Dear, diary

Liepiscesha
Chapter #49

Chapter 48

Kelas di mulai dengan presentasi dari kelompokku. Kami maju dengan penuh ketegangan, belum memulai aku sudah merasa ngeri dengan tatapan intimidasi dari seisi kelas. Tatapan dari anggota kelompokku seolah mengatakan “Kesalahan sekecil apapun, lo mati” itulah yang aku dengar dari tatapan meraka. Mataku dan Yian saling bertemu, dari tatapannya aku bisa merasakan sedikit kekuatan. Ia pasti mengatakan, “Semangat, lo bisa” ucap tatapan Yian.

Aku menghela napas gusar, Irene, Yian dan Raka melakukan tugasnya untuk mengoperasikan laptop dan led proyektor. Sahwa, beserta Leo membagikan selembaran materi kemudian Julian yang membantuku membawakan hasil presentasi.

Aku mulai mengucapkan isi materi pertama setelah sambutan yang Julian telah ucapkan, tekanannya sangat luar biasa, meski begitu aku berhasil melewati masa krisis. Untuk pertama kalinya aku bisa berbicara dengan lancar menggunakan Bahasa Inggris, walaupun anak-anak lain tak mempercayai apa yang baru saja aku lakukan mereka tetap saja memberikan tepuk tangan untuk mengapresiasi hasil kerja kelompok kami.

“Good job” puji Yian sembari berbisik. Aku menahan senyum mendengar pujiannya.

Kelas berakhir, begitu bel istirahat berbunyi aku segera berlari menuju taman belakang menghampiri seorang penyelamat nasib ku. Dengan napas terengah aku menghadapi Arlen dengan senyum lebar, Arlen sudah siap dengan sekaleng minuman di tangannya. Aku meneguk minuman darinya memuaskan rasa haus yan telah ku tahan sejak 3 jam lalu.

“Lo mau makan apa? Biar gue traktir apapun yang lo mau, eh gak deng gak bisa apapun, gue cuma punya 50 ribu, itu juga buat jajan sebulan sebenernya” ungkapku.

Arlen menatap datar, aku memutar otak agar bisa mengembalikan kegembiraan Arlen.

“Gue usahain! Apapun yang mau lo makan, asal gak sampe ratusan ribu?” ucapku dengan hati-hati sembari memeriksa raut wajahnya.

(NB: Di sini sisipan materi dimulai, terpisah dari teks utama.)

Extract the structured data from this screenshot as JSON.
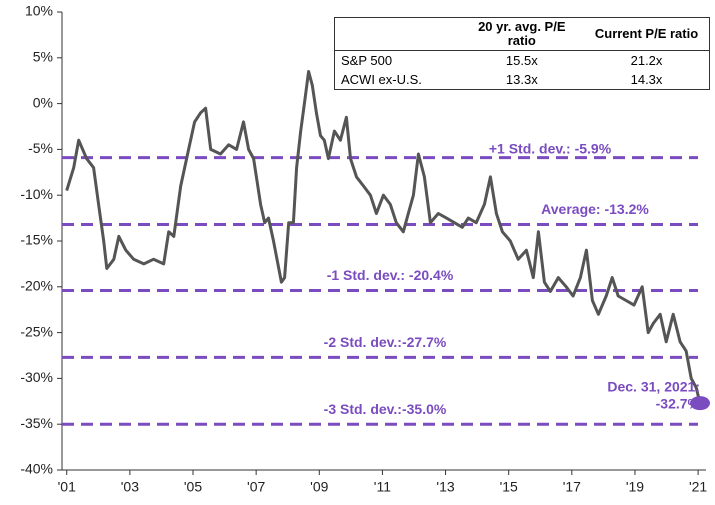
{
  "chart_data": {
    "type": "line",
    "x": [
      2001.0,
      2001.22,
      2001.38,
      2001.63,
      2001.85,
      2002.01,
      2002.17,
      2002.27,
      2002.49,
      2002.65,
      2002.87,
      2003.12,
      2003.44,
      2003.75,
      2004.07,
      2004.23,
      2004.39,
      2004.61,
      2004.86,
      2005.05,
      2005.24,
      2005.4,
      2005.56,
      2005.87,
      2006.13,
      2006.38,
      2006.6,
      2006.76,
      2006.92,
      2007.14,
      2007.27,
      2007.39,
      2007.55,
      2007.8,
      2007.9,
      2008.03,
      2008.18,
      2008.28,
      2008.41,
      2008.53,
      2008.66,
      2008.78,
      2008.91,
      2009.04,
      2009.16,
      2009.29,
      2009.48,
      2009.67,
      2009.86,
      2009.99,
      2010.18,
      2010.4,
      2010.62,
      2010.81,
      2011.03,
      2011.25,
      2011.44,
      2011.66,
      2011.82,
      2011.98,
      2012.14,
      2012.33,
      2012.52,
      2012.77,
      2013.03,
      2013.28,
      2013.53,
      2013.72,
      2013.97,
      2014.23,
      2014.42,
      2014.61,
      2014.8,
      2015.05,
      2015.3,
      2015.56,
      2015.78,
      2015.94,
      2016.13,
      2016.32,
      2016.57,
      2016.82,
      2017.04,
      2017.27,
      2017.46,
      2017.65,
      2017.84,
      2018.09,
      2018.28,
      2018.47,
      2018.72,
      2018.97,
      2019.23,
      2019.42,
      2019.58,
      2019.8,
      2019.99,
      2020.21,
      2020.43,
      2020.62,
      2020.78,
      2020.94,
      2021.06
    ],
    "values": [
      -9.5,
      -7,
      -4,
      -6,
      -7,
      -11,
      -15,
      -18,
      -17,
      -14.5,
      -16,
      -17,
      -17.5,
      -17,
      -17.5,
      -14,
      -14.5,
      -9,
      -5,
      -2,
      -1,
      -0.5,
      -5,
      -5.5,
      -4.5,
      -5,
      -2,
      -5,
      -6,
      -11,
      -13,
      -12.5,
      -15,
      -19.5,
      -19,
      -13,
      -13,
      -7,
      -3,
      0,
      3.5,
      2,
      -1,
      -3.5,
      -4,
      -6,
      -3,
      -4,
      -1.5,
      -6,
      -8,
      -9,
      -10,
      -12,
      -10,
      -11,
      -13,
      -14,
      -12,
      -10,
      -5.5,
      -8,
      -13,
      -12,
      -12.5,
      -13,
      -13.5,
      -12.5,
      -13,
      -11,
      -8,
      -12,
      -14,
      -15,
      -17,
      -16,
      -19,
      -14,
      -19.5,
      -20.5,
      -19,
      -20,
      -21,
      -19,
      -16,
      -21.5,
      -23,
      -21,
      -19,
      -21,
      -21.5,
      -22,
      -20,
      -25,
      -24,
      -23,
      -26,
      -23,
      -26,
      -27,
      -30,
      -31,
      -32.7
    ],
    "color": "#555555",
    "xlim": [
      2000.85,
      2021.25
    ],
    "xticks": [
      {
        "value": 2001,
        "label": "'01"
      },
      {
        "value": 2003,
        "label": "'03"
      },
      {
        "value": 2005,
        "label": "'05"
      },
      {
        "value": 2007,
        "label": "'07"
      },
      {
        "value": 2009,
        "label": "'09"
      },
      {
        "value": 2011,
        "label": "'11"
      },
      {
        "value": 2013,
        "label": "'13"
      },
      {
        "value": 2015,
        "label": "'15"
      },
      {
        "value": 2017,
        "label": "'17"
      },
      {
        "value": 2019,
        "label": "'19"
      },
      {
        "value": 2021,
        "label": "'21"
      }
    ],
    "ylim": [
      -40,
      10
    ],
    "yticks": [
      {
        "value": 10,
        "label": "10%"
      },
      {
        "value": 5,
        "label": "5%"
      },
      {
        "value": 0,
        "label": "0%"
      },
      {
        "value": -5,
        "label": "-5%"
      },
      {
        "value": -10,
        "label": "-10%"
      },
      {
        "value": -15,
        "label": "-15%"
      },
      {
        "value": -20,
        "label": "-20%"
      },
      {
        "value": -25,
        "label": "-25%"
      },
      {
        "value": -30,
        "label": "-30%"
      },
      {
        "value": -35,
        "label": "-35%"
      },
      {
        "value": -40,
        "label": "-40%"
      }
    ],
    "reference_color": "#7a4cc0",
    "reference_lines": [
      {
        "value": -5.9,
        "label": "+1 Std. dev.: -5.9%"
      },
      {
        "value": -13.2,
        "label": "Average: -13.2%"
      },
      {
        "value": -20.4,
        "label": "-1 Std. dev.: -20.4%"
      },
      {
        "value": -27.7,
        "label": "-2 Std. dev.:-27.7%"
      },
      {
        "value": -35.0,
        "label": "-3 Std. dev.:-35.0%"
      }
    ],
    "annotation": [
      "Dec. 31, 2021:",
      "-32.7%"
    ],
    "table": {
      "columns": [
        "20 yr. avg. P/E ratio",
        "Current P/E ratio"
      ],
      "rows": [
        [
          "S&P 500",
          "15.5x",
          "21.2x"
        ],
        [
          "ACWI ex-U.S.",
          "13.3x",
          "14.3x"
        ]
      ]
    }
  }
}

Kembali ke 3 jam lalu sebelum kelas pertama di mulai, Arlen mengajukan ide untuk membantuku melakukan presentasi. Pertama -tama ia memintaku untuk menunjukkan apa yang telah aku pahami dan pelajari untuk melakukan presentasi, setelah melihat apa yang telah aku pelajari ia segera memberikan sebelah pasang earbuds yang ukurannya sangat kecil, aku menatp benda tersebut bingung. Melihat sikap lambatku Arlen dengan inisiatifnya memasangkan sebelah earbuds tersebut pada sebelah telingaku.

Di lanjutkan dengan memeriksa penampilanku, ia kemudian menyentuh rambutku pelan, mengaturnya agar menutupi telinga kiriku yang terpasang earbuds.

Aku menahan geli dan menghindari matanya. Tanpa maksud yang pasti ia mengelus kepalaku pelan, namun sentuhannya terasa canggung dan sedikit aneh. Selama 17 tahun hidupnya aku yakin ia pasti hanya bergaul dengan teman laki-lakinya.

Selama presentasi Arlen membantuku mengingat materi presentasi dan mengucapkan kalimat yang aku lupa, sesekali ia juga emosi karena pengejaanku yang buruk namun dengan sabar ia membantuku menyelesaikan presentasi.

Kembali ke saat saat ini,

“Udahlah bawel banget lu, soal itu biar gua yang putusin mau apa, lu tinggal nurutin apa mau gua aja” ujarnya.

“Bukannya lo maunya di traktir makan?” tanyaku.

“Lu pikir gua gua apa selalu minta di traktir makan, gua bisa beli makanan gua sendiri” ujarnya sebal.

“Oh gitu, yaudah pokoknya lo bilang aja mau apa, tanpa lo gue gak akan bisa ngelakuin presentasi tadi” ucapku.